Bitcoin fell for the first time in four trading sessions, pushing the largest cryptocurrency back toward price levels that technical analysts say could portend greater losses.
The virtual currency fell as much as 9.2% to $31,667 in New York trading, capping a volatile week that saw the prices swing almost $10,000.
On Monday, the original cryptocurrency formed a death cross, meaning its average price over the last 50 days fell below that of its 200-day moving average. The indicator is typically seen as a closely-watched technical measure that could offer a hint at more pain to come.
“The volatility that you’re seeing there is significant and investors that are looking at that as an asset class for a portfolio, this type of volatility is not a welcome development,” said Matt Miskin, co-chief investment strategist at John Hancock Investment Management.

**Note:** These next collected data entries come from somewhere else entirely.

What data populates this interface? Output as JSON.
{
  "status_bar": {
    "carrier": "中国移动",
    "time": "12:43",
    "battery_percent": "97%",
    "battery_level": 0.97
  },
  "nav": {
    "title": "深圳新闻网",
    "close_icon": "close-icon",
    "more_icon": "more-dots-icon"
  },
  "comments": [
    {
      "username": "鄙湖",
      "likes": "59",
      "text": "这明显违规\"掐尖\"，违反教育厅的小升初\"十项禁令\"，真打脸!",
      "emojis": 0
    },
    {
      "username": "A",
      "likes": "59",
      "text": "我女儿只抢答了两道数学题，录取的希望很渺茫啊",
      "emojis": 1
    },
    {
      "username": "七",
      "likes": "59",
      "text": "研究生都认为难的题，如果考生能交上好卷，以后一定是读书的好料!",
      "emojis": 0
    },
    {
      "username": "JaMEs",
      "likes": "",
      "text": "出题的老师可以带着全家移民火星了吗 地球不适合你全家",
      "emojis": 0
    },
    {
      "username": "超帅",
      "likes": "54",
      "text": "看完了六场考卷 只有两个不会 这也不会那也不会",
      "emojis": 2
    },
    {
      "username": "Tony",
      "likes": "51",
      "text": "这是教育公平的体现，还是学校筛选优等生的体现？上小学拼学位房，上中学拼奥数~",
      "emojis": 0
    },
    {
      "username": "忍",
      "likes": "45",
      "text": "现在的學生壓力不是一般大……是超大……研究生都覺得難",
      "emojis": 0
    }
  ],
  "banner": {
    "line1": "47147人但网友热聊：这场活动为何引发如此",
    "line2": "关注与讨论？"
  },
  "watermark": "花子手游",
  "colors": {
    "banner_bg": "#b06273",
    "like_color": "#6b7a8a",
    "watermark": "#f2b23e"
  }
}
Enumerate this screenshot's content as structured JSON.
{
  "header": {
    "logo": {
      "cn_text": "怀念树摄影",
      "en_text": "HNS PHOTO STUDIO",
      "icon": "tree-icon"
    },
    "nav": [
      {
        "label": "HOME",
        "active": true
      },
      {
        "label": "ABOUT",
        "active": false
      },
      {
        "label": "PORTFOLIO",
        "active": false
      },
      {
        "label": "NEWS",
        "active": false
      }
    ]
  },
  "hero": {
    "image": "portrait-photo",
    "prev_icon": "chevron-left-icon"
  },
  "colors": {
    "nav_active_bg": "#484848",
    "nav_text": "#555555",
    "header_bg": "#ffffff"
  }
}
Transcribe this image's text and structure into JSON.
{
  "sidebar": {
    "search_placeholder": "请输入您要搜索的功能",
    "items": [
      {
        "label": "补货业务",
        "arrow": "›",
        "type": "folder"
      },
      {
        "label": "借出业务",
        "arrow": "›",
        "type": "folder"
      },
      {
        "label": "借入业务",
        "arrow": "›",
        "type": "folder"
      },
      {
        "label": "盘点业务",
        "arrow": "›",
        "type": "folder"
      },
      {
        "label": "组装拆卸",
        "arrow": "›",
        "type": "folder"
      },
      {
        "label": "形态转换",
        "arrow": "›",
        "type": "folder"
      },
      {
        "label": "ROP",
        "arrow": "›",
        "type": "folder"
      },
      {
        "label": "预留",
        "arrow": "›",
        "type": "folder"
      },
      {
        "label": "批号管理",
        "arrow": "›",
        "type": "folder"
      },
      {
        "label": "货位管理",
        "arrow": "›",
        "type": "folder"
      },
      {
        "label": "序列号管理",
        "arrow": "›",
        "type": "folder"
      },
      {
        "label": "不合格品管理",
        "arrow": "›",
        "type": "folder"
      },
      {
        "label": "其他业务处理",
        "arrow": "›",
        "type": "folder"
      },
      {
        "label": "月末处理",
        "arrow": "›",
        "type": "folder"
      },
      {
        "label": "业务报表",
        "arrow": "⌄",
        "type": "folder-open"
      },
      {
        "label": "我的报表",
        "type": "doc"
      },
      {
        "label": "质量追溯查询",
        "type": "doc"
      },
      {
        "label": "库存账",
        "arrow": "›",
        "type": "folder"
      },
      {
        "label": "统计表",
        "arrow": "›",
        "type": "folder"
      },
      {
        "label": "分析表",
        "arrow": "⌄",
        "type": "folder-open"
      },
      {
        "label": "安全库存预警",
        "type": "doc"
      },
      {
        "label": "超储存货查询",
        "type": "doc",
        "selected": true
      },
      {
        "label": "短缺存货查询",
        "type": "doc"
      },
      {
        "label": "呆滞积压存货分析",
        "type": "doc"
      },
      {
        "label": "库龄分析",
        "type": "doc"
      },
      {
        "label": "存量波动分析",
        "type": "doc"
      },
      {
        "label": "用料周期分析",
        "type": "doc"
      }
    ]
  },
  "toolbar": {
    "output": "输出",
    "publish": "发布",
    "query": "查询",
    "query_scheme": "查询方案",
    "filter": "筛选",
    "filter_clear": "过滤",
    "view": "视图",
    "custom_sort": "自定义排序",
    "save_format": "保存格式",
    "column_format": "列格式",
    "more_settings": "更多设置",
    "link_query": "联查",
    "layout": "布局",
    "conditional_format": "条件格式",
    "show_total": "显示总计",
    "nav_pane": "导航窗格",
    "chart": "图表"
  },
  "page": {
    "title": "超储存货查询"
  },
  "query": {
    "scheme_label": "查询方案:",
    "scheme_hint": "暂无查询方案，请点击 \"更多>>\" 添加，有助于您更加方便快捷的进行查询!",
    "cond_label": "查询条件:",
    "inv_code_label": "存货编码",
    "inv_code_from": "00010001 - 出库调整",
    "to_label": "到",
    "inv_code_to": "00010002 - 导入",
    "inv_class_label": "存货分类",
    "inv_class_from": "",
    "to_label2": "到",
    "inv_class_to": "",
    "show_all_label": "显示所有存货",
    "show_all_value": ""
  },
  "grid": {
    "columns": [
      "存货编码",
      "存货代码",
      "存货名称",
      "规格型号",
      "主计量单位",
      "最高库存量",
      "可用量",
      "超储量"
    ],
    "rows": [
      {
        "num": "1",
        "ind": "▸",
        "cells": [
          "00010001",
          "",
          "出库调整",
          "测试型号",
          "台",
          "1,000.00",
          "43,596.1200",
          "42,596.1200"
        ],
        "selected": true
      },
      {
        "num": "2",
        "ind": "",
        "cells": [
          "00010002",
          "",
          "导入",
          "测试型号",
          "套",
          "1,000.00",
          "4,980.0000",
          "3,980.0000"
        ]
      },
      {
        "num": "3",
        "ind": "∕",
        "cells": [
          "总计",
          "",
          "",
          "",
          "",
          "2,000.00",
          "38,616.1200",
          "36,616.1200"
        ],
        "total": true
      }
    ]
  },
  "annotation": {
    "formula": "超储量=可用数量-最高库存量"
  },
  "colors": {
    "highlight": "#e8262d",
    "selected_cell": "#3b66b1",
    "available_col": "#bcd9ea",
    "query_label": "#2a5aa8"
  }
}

Much of its decline is being blamed on actions out of China, where a crypto crackdown is starting to reshape the industry. One of the country’s latest broadsides came earlier this week, when the nation’s central bank said it had summoned officials from the biggest lenders as well as AliPay to reiterate a ban on cryptocurrency services. Chinese officials are already trying to root out crypto mining operations.
Industry executives such as Binance’s Changpeng “CZ” Zhao and FTX’s Sam Bankman-Fried say Bitcoin miners are pulling the plug on operations in China. That’s backed up by a look at the hashrate, a gauge of the computing power used in mining and processing — a measure on BTC.com shows it down almost by half in two and a half weeks.
“We need to see this market stabilize and, more important, cease to be a news story,” Nicholas Colas, co-founder of DataTrek Research, wrote in a note this week. “The good news is that time will come, and with it will be another great investment opportunity. Until then we’re cautious as the proverbial long-tailed cat in a room full of rocking chairs.”